“The Black Mountain Music Project” sounds very formal but it really isn’t; what it really refers to is a little retreat Zeitlyn (who goes merely by Mirah on her solo efforts) and Takahashi took in Black Mountain, North Carolina, to relax and make music. Sara Marcus’s liner notes to the album are perhaps a bit academic; phrases like “culture-as-spectacle” and “revere the everyday and demystify art” abound. Fully half of the album’s 18 tracks are less than a minute and consist entirely of found sounds and instrumental noodling; again, to quote the liner notes, “walking from the back porch towards the kitchen to brew a pot of tea, Mirah might have paused for 10 seconds at a living room table, pressed Record on the minidisc recorder, and plucked a few tines of the music box.” So the album’s mission is to prove John Cage’s assertion (yes, quoted in the liner notes) correct, that the only difference between what is art and what is not is that we pay specific attention to art.
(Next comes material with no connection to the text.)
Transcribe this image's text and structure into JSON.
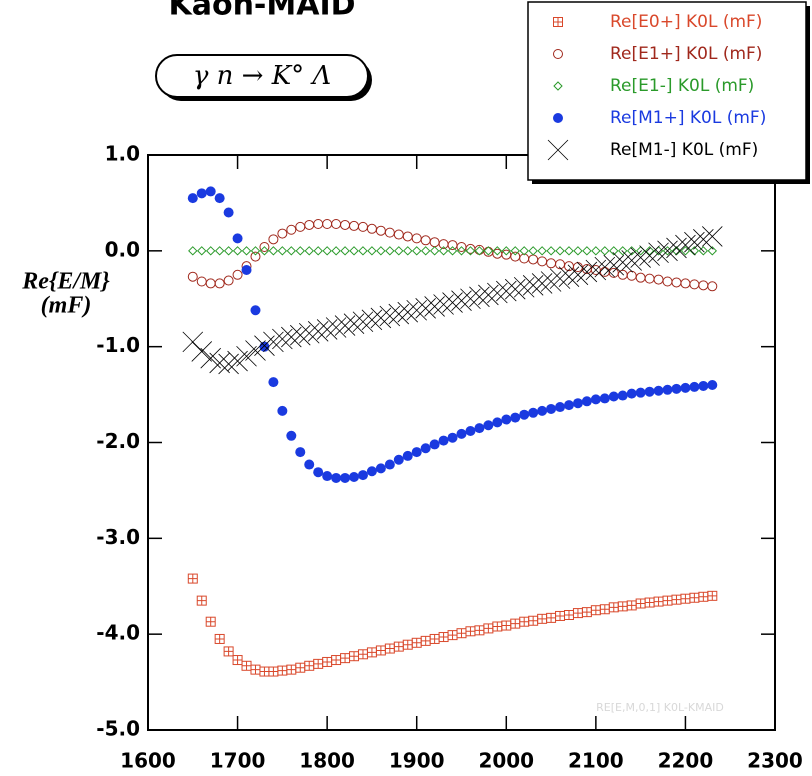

Unless you’re really into the idea of holding up the ephemeral and mundane as art, or as Marcus puts it, the idea of revering the everyday, Songs From The Black Mountain Music Project isn’t going to do much for you. Whatever Zeitlyn, Takahashi and their friends may have intended, it’s the songs that rightfully garner the attention. And as a document of the month they spent making music and hosting friends, the short snippets of passing trains and music box experiments—while perhaps more authentic and true to the life Zeitlyn and Takahashi lived for that month—pale in comparison to “Oh! September.” It’s a ramshackle production bursting at the seams with joy and energy, and really communicates the warm sense of community and camaderie that must have been that mountain retreat. In four minutes and eleven seconds, it tells a story more vivid and enjoyable than the combined three minutes and fifty one seconds of musical ephemera that is supposedly the focus of the album.
But enough with the philosophical debate. Pick up a trumpet and meet me at the back shack, baby.